Fresh from the protest frontlines, HKFP’s May James has been roving around Hong Kong during the coronavirus outbreak, capturing how the city which survived SARS is coping with being one of the first territories hit by the Covid-19 pandemic.

Coronavirus struck Hong Kong just as it was reeling from non-stop pro-democracy protests and unrest. The epidemic grew from fewer than 100 confirmed coronavirus cases at the start of March to almost 800 by the end of the month. Chief Executive Carrie Lam’s administration finally closed the mainland border to all non-residents on March 25. The authorities then enacted what would become the first set of social distancing laws on March 27, in response to a massive spike in infections and signs of a community outbreak.

Covid-19 was first detected in China’s Hubei province last December and has infected more than 26 million people, causing more than 800,000 deaths across almost every country, according to research conducted by the Johns Hopkins University. Hong Kong had reported almost 5,000 cases and almost 100 deaths by September.

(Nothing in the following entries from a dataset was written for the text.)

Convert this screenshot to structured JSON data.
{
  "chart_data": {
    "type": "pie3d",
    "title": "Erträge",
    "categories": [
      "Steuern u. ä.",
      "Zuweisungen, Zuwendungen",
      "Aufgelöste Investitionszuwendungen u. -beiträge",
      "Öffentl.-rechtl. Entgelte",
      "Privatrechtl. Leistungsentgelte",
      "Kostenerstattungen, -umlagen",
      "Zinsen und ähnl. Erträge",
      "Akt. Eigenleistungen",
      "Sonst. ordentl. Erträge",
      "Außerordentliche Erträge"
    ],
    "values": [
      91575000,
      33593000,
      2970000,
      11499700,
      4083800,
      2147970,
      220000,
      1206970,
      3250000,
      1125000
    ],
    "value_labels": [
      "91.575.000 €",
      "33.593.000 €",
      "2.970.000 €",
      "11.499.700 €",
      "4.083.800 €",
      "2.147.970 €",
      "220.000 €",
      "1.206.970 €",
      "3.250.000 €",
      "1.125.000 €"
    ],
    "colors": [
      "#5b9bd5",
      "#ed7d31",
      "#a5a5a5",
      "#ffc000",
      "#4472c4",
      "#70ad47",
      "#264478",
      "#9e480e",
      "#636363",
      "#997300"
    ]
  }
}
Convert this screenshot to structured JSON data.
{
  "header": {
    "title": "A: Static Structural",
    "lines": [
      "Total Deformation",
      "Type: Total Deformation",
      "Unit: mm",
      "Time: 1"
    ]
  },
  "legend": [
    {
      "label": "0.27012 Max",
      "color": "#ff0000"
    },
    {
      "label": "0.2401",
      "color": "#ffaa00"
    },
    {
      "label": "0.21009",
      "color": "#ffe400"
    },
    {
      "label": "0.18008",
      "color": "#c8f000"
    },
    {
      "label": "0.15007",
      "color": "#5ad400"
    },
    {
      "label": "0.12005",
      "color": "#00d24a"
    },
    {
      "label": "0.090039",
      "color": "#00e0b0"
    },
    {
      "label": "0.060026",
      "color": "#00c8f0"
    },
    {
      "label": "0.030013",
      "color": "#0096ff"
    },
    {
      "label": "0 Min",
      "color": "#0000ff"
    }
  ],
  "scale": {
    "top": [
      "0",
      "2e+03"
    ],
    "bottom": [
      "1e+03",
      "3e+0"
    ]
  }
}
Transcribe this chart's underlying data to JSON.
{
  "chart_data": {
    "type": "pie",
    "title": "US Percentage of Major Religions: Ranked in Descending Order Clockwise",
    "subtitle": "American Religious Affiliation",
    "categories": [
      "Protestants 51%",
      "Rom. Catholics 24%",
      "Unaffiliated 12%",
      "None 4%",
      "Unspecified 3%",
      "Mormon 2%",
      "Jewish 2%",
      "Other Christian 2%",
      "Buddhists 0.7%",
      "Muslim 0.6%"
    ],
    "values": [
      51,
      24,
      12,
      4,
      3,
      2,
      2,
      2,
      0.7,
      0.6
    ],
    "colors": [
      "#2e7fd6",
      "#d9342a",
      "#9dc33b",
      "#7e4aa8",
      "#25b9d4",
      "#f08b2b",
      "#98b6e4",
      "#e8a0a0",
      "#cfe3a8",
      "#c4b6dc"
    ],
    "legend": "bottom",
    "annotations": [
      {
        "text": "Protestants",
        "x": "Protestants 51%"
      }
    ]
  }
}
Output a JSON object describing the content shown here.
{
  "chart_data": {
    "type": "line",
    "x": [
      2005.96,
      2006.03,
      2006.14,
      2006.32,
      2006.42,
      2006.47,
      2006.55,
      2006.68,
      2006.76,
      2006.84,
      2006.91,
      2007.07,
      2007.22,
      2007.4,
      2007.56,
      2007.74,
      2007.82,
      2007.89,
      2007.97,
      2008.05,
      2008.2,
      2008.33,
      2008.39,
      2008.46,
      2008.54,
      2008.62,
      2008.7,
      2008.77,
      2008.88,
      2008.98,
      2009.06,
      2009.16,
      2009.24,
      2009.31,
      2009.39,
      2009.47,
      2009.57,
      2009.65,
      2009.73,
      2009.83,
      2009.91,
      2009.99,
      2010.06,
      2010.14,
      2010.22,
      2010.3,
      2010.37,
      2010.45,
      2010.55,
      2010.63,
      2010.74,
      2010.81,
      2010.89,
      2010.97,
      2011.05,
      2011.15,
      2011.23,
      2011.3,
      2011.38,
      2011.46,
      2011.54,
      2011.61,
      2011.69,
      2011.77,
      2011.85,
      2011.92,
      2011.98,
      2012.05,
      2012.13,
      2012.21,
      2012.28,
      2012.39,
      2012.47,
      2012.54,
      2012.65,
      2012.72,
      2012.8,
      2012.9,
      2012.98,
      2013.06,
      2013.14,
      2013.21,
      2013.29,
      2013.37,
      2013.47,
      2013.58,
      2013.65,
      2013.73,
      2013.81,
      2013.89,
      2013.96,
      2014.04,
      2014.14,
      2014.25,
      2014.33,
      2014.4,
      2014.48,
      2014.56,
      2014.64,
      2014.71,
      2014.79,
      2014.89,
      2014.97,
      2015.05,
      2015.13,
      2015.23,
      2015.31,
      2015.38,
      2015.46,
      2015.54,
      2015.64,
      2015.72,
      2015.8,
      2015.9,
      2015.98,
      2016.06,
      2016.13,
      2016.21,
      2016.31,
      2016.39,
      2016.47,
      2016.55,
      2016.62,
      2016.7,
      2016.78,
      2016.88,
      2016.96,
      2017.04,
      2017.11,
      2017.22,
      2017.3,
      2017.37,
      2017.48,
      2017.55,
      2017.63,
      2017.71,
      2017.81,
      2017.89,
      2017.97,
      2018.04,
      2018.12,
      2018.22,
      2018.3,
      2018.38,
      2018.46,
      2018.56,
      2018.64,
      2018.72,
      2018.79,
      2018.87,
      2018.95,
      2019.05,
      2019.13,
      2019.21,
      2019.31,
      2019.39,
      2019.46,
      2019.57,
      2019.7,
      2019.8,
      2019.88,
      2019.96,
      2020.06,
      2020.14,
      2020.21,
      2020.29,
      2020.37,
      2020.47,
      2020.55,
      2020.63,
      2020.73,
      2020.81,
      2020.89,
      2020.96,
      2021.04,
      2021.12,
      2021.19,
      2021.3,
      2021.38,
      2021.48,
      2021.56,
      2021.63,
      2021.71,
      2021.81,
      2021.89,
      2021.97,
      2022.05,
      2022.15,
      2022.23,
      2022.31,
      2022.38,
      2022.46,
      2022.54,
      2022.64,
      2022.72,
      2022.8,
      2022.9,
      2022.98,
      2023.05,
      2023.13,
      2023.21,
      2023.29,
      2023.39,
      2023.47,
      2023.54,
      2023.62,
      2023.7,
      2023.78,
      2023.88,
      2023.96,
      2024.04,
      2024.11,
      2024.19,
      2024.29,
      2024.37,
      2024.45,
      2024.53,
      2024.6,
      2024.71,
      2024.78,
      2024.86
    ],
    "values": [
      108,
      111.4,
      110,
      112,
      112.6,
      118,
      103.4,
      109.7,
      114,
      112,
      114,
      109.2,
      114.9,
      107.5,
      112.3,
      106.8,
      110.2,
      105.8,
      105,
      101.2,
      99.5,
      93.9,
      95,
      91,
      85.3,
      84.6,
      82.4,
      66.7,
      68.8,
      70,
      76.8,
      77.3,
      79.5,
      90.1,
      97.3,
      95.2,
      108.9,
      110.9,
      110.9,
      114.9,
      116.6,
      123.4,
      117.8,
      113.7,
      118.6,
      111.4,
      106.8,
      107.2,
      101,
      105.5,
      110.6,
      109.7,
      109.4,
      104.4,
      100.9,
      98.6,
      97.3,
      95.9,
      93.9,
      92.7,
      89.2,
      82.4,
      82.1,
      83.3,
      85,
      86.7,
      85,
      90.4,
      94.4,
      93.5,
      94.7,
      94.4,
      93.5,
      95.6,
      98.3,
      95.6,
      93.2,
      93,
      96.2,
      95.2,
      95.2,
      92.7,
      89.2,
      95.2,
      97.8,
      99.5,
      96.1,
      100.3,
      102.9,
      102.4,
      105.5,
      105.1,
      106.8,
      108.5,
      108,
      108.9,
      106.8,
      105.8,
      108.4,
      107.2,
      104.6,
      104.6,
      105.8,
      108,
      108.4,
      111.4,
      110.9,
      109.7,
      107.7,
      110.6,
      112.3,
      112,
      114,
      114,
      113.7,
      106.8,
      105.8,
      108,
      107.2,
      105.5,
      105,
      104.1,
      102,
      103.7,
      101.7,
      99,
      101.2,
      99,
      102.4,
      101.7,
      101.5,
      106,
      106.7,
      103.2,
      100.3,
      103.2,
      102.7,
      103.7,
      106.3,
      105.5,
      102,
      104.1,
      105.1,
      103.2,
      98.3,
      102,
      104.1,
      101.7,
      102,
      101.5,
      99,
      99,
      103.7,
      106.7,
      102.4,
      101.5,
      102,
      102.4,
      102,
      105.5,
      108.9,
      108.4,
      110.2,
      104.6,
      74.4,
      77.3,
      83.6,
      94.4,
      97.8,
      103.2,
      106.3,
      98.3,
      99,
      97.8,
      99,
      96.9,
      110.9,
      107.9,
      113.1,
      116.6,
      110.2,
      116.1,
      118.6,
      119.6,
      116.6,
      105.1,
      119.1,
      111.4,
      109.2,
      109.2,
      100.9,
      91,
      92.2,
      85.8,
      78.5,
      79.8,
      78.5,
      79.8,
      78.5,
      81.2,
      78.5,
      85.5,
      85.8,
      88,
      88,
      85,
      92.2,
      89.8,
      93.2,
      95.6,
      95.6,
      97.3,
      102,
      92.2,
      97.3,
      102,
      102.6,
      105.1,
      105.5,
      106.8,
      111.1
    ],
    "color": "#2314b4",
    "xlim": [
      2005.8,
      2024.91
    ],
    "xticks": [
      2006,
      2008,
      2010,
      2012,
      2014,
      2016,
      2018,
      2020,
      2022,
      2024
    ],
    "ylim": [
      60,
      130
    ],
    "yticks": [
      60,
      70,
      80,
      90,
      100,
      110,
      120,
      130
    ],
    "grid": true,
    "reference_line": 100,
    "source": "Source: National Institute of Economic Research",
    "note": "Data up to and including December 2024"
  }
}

Secretary for Food and Health Sophia Chan had said that the government was implementing a “suppress-and-lift” strategy to fight the virus. “We have to look at what numbers are acceptable or what risk is acceptable,” she said. “It is a gradual lifting, a gradual paving the way.”




The announcement came at a time when the coronavirus situation in the city was, as she put it, “rather stable.” By late June, Hong Kong had recorded close to 1,200 cases of Covid-19 and seven fatalities. But, since then, a third wave has hit the city, stabilising only in late August as Hongkongers were offered free public testing.



Hong Kong’s social distancing measures have long been criticised for their role in clamping down on protests, with apparent inconsistencies in enforcement.
Since March, police have regularly used group assembly prohibitions on gatherings as a legal means to deter protesters — in many cases issuing fines before the street protests materialised.





The authorities have also been criticised for inconsistently enforcing the law, with social media showing images of crowds of unmasked people packed on the streets of the trendy Soho food and beverage district.

“It is ironic, considering that [the police] are trying to enforce social distancing, and yet they came for 15 minutes and left,” said Marguerite, a customer at a bar on Peel Street in May.
She contrasted it to the situation at Victoria Park during the June 4 vigil, where police warned the public against gathering to commemorate the Tiananmen Square crackdown.

The government ban on public gatherings of more than eight was increased to gatherings of 50 people on June 16, only to be reduced to two people a fortnight later.

A bar owner said that he saw the police had set up an orange cordon line to separate the crowds, but the effects were only temporary. “They quashed the crowd, but after half an hour everybody came back,” he said on June 27.